In its update on Global Macro Outlook, Moody’s Investors Service said India’s economy has decelerated rapidly over the last 2 years and economic recovery is likely to be “shallow”.
“While the economy may well begin to recover in the current quarter, we expect any recovery to be slower than we had previously expected. Accordingly, we have revised our growth forecasts to 5.4 per cent for 2020 and 5.8 per cent for 2021, down from our previous projections of 6.6 per cent and 6.7 per cent respectively,” Moody’s said.
Moody’s growth projections were based on calendar year and as per its estimates, India’s GDP grew 5 per cent in 2019.
The rating agency had in November 2019 projected economic growth in 2020 and 2021 at 6.6 per cent and 6.7 per cent, respectively.
In its latest update, Moody’s said the reduction in India’s growth rate reflects domestic challenges rather than external factors.
Stating that the key to stronger economic momentum would be the revival of domestic demand and bank credit growth, Moody’s said the Union Budget 2020 did not contain a significant stimulus to address the demand slump.

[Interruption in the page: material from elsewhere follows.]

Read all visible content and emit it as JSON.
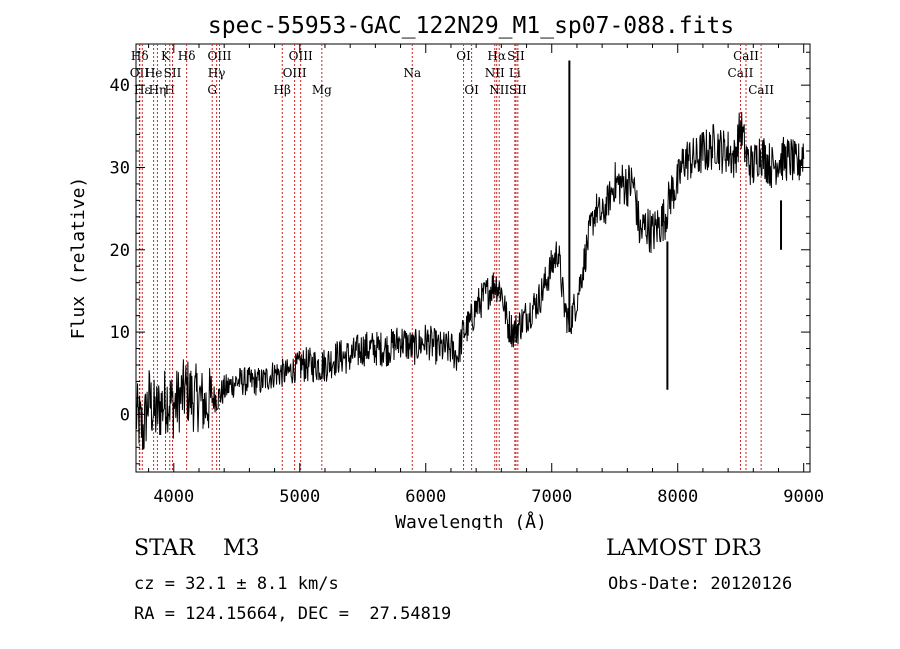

With a weak economy and depressed credit growth reinforcing each other, Moody’s said “it is difficult to envision a quick turnaround of either, even if economic deceleration may have troughed”.
“As similar policies in other countries have shown, tax cuts are unlikely to translate into higher consumer and business spending when risk aversion is high,” Moody’s said.
The rating agency said it expects additional easing by the Reserve Bank. However, if the recent rise in CPI inflation, mainly as a result of higher food prices, is seen to have second-round effects, this would make it more challenging for the central bank to cut interest rates further, it added.
The RBI has lowered the repo rate by a cumulative 135 bps in 2019.
Inflation as measured by Consumer Price Index (CPI) rose to a 68-month-high of 7.59 per cent in January.
RBI’s mandated target range for retail inflation is 2-6 per cent and the central bank aims to keep it at 4 per cent over the medium term.
Moody’s said that resumption of credit growth is equally important as reviving demand, and banks have been reluctant to lend or lower lending rates despite successive rate cuts by the RBI.
“...credit impulse in the economy has deteriorated throughout the last year as a result of the drying up of lending from non-bank financial institutions as well as from banks,” Moody's said.